Finding Camp 32

Over the course of two decades, Hom Chhorn made numerous trips to Cambodia to locate the prison he had been incarcerated in during the Khmer Rouge’s reign of terror. He knew it existed, somewhere. He remembered it vividly.

“The daily routine would be to see someone being beaten up in the morning, someone had usually died by midday…. You’d see some children go to sleep and never wake up,” Mr. Chhorn, 41, said during an interview in Phnom Penh last month.

An animation from Camp 32
An animation from Camp 32

Mr. Chhorn’s parents, who were land owners and fairly wealthy, were forced to flee to Battambang City when the Khmer Rouge overran their village in Pursat province’s Phnom Kravanh district.

From what Mr. Chhorn recalls, his family was sent to the camp, known simply as “32,” around mid-1978. They were urbanites, a class distrusted by the regime for its education and Western-influenced ideas. But his mother was illiterate, which proved to be a blessing.

“Even though we were urbanites, we didn’t have any possessions and my mother wasn’t able to read or write, which helped with the KR,” he said. “That’s how we were spared in the first round of killing…they thought, ‘She’s stupid, that’s good for the revolution’ but if they’d dug a little deeper, I wouldn’t be sat here now.”

Survivors estimate that about 30,000 people perished at Camp 32, more than at the infamous Tuol Sleng prison in Phnom Penh. And according to Mr. Chhorn, roughly 150 survivors remained when the prison guards fled to the west as the Vietnamese moved closer in early 1979.

After returning to Battambang, Mr. Chhorn fled with his family to the Khao I Dang refugee camp across the Thai border before eventually immigrating with his mother to Australia, where he finished school and embarked on a career in journalism and film production.

Despite starting a new life in Australia, mental scars still plagued Mr. Chhorn and he began to research the site where he watched so many people die. In 1993, he returned to Cambodia to report on the Untac-organized elections, to begin looking for Camp 32—to no avail.

After two more failed trips to locate the site and survivors in 2000 and 2003, he decided to sit down with his mother, who was in poor health, and extract from her whatever information she could remember about the camp.

“My mother thinks I’m a stupid idiot for doing this story because she thinks nobody cares…but I said we shouldn’t let this be silent forever. There were once physical beings and they were once communicating with others, and if we choose not to talk about it, then it would be like they never existed and the KR would have won,” he said.

About six years later, in 2010, Mr. Chhorn met Australian film director Tim Purdie while working on another project. A discussion over coffee quickly turned to talk of Camp 32.
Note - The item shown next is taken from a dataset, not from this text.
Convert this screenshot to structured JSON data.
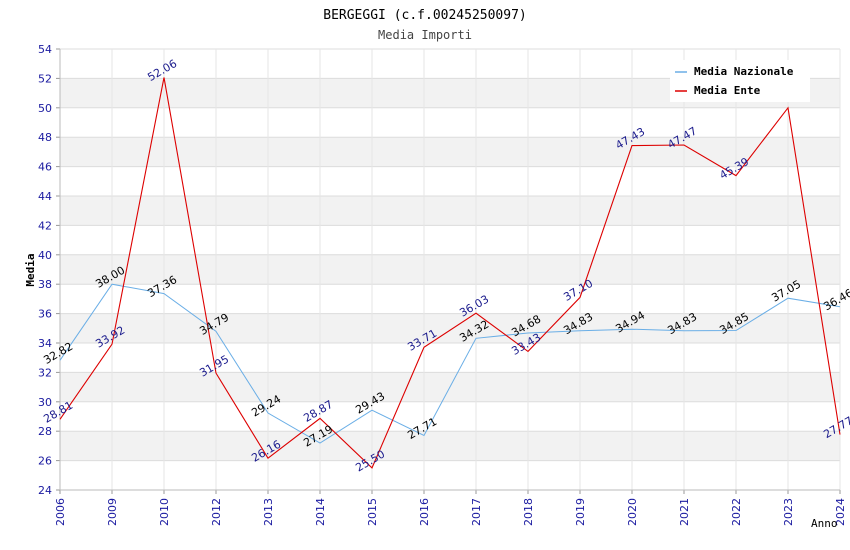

“Hom and I initially met for a coffee to talk about some video production work for a university here in Melbourne…when Hom told me about his family history, and especially the fact he believed that up to 30,000 people had been murdered at Camp 32…I offered to help Hom in any way I could,” Mr. Purdie said in an email.

Months later, Mr. Chhorn, Mr. Purdie and a small team of directors and producers traveled to Cambodia in search of the camp with little more than the name of a nearby village.

The first stroke of luck came after co-producer and researcher Gaye Miller discovered that the uncle of a boy she sponsored in Siem Reap was a cook at Camp 32. He gave the group information about the camp’s whereabouts.

The team then happened to choose a taxi driven by another survivor from the camp, who agreed to take them there.

“It just changed the whole story,” said Mr. Chhorn. “It was no longer about me searching for the camp, people knew where it was.”

He said that seeing the tamarind tree at the site, one of the only recognizable landmarks, evoked dark memories of the past, but was also cathartic.

“When I saw it, my mind sort of blocked it out and somehow there’s a gate there that says, ‘You’ve confronted what you’ve always been fearful of so now go and be a man and do what you need to do,’” he said.

“It’s painful, but I can now control the pain.”

One of the primary objectives of the film, which includes animated re-enactments of life in the prison, was to document a Khmer Rouge site that was only a detail in confessions from S-21 prisoners.

“This documentary is the only documentation of Camp 32,” he said.

Mr. Chhorn is planning a private screening of “Camp 32” in Battambang this weekend, and screenings in Melbourne and Sydney in the coming months before entering it into festivals. He hopes to start screening the film in Cambodia sometime next year.

For Mr. Chhorn, the film’s most important purpose is to ensure that those who died at Camp 32 are remembered.
“It doesn’t matter to me if it wins awards or not. What matters is that people know about the story, and about Camp 32,” he said.

“If somehow, as living beings, we give conscious thought about Camp 32, perhaps that’s what the people who perished there want.”